2.9b vs 8800 ug students.

I checked for another reason and it surprised me. That’s why it jumped out as not being listed.

The UC number is skewed. UCLA is just over 5 billion and UC Berkeley is over 4 billion. The other UCs are much lower.

@Alexandre

Yes, I expressed similar caveats above.
“Context” may explain away some differences among the T31.
Which is not to say the salary differences between Stanford and Liberty University are all down to variations in COL and accounting practices.

As for the source of Chronicle faculty salary data:
https://data.chronicle.com/salaries/methodology/

So where does IPEDS get its data? See:
https://nces.ed.gov/ipeds/datacenter/IPEDSManual.pdf

Some of the data goes back to 2015. Do we know why there is such a lag and when Ipeds updates. Last year’s numbers aren’t captured yet?

The headline says 2018 figures, just wondering.

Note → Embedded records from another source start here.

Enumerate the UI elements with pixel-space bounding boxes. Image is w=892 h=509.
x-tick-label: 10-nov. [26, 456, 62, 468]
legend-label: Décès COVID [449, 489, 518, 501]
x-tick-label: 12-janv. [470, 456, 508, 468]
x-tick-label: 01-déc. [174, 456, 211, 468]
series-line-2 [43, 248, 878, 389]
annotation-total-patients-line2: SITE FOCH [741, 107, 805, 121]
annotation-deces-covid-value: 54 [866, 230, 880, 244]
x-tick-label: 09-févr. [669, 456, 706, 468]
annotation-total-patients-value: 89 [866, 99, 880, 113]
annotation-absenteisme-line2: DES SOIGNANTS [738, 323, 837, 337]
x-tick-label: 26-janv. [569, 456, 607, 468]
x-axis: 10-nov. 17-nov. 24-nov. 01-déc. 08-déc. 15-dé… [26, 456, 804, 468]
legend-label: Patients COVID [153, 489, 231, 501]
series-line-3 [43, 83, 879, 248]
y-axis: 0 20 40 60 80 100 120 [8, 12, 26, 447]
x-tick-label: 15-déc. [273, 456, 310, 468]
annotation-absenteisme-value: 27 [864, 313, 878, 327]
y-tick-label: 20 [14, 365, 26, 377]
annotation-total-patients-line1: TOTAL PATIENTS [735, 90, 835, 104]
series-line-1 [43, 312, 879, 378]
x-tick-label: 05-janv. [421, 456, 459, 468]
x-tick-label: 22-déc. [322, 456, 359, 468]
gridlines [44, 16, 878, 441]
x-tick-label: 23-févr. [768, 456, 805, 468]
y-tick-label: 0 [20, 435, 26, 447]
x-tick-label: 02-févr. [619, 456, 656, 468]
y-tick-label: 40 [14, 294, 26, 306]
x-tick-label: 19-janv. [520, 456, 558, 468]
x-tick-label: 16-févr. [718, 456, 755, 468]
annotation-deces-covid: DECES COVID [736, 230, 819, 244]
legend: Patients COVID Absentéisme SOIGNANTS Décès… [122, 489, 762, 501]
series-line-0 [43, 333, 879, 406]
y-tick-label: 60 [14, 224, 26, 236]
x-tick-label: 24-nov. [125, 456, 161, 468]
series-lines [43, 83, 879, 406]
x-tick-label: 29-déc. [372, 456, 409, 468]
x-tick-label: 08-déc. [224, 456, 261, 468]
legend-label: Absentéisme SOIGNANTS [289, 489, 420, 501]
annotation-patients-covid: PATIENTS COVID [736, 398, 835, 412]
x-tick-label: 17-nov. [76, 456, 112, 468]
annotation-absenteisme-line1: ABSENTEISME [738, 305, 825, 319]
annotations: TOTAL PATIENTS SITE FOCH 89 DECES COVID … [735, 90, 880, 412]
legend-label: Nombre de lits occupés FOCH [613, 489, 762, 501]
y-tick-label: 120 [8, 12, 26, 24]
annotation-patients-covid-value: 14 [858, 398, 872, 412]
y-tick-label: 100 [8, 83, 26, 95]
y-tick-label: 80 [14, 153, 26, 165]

@10s4life: The UCs require a bit of extra work as does the University of Texas System & the Texas A&M System & Foundation.

In the past, I have broken down the entire University of Texas system schools by EPS. UT-Austin moves down dramatically on the list of overall endowments when the cumulative Texas System endowment is broken down by EPS & reassigned to a specific university based on number of total students.

UC-Berkeley has its own endowment but also benefits from a collective UC system endowment if I understand correctly.

My point in starting this thread was to get data info flowing & to start discussion of how to make this information more useful.

Thank you to all who have helped by posting information on this thread.

Some of the schools listed have tuition many times the value of the amount spent on student instruction. Villanova, with $15k for instructional expenses and $50k+ in tuition, really surprised me. Does anyone know what is considered a standard benchmark?

@privatebanker: The thread title is referring to the cumulative endowment figures posted in the first posts in this thread by me. (From NACUBO, not IPEDS.)

Is your question regarding those figures or regarding professor salaries ? This is IPEDS data generously contributed to this thread by other posters.

Oh ok. No just asking in general. Good stuff here. Thanks for posting.

Perhaps somehow the accounting pulls in the expenses from the medical school into that category?

@tk21769 unfortunately if you look at your link, salary is calculated using bizarre 9 month equivalent formula that makes no sense. It’s not reporting unfettered straight raw data from the schools. AAUP is the more reliable indicator in this case.

Even in 2011 the average salary for a full prof for JHU excluding Medicine was already almost $160k using this bizarre 9 month scale. So you’re telling me in 8 years, the salary is essentially unchanged?

http://web.jhu.edu/administration/provost/docs/JHU%20Fact%20Sheet%202011-12%20v8b%20NS.pdf

Literally impossible

And indeed it is. In 2015, JHU professors were making over $176k already.

http://web.jhu.edu/administration/provost/programs_services/research/JHU%20Fact%20Sheet%202015-16%2010.07.16.pdf

@Publisher, I read somewhere that UT-Austin gets half (or more) of the UT endowment payout with the rest split by all the other UT’s.
Same is true for flagship TAMU and all the other A&M’s.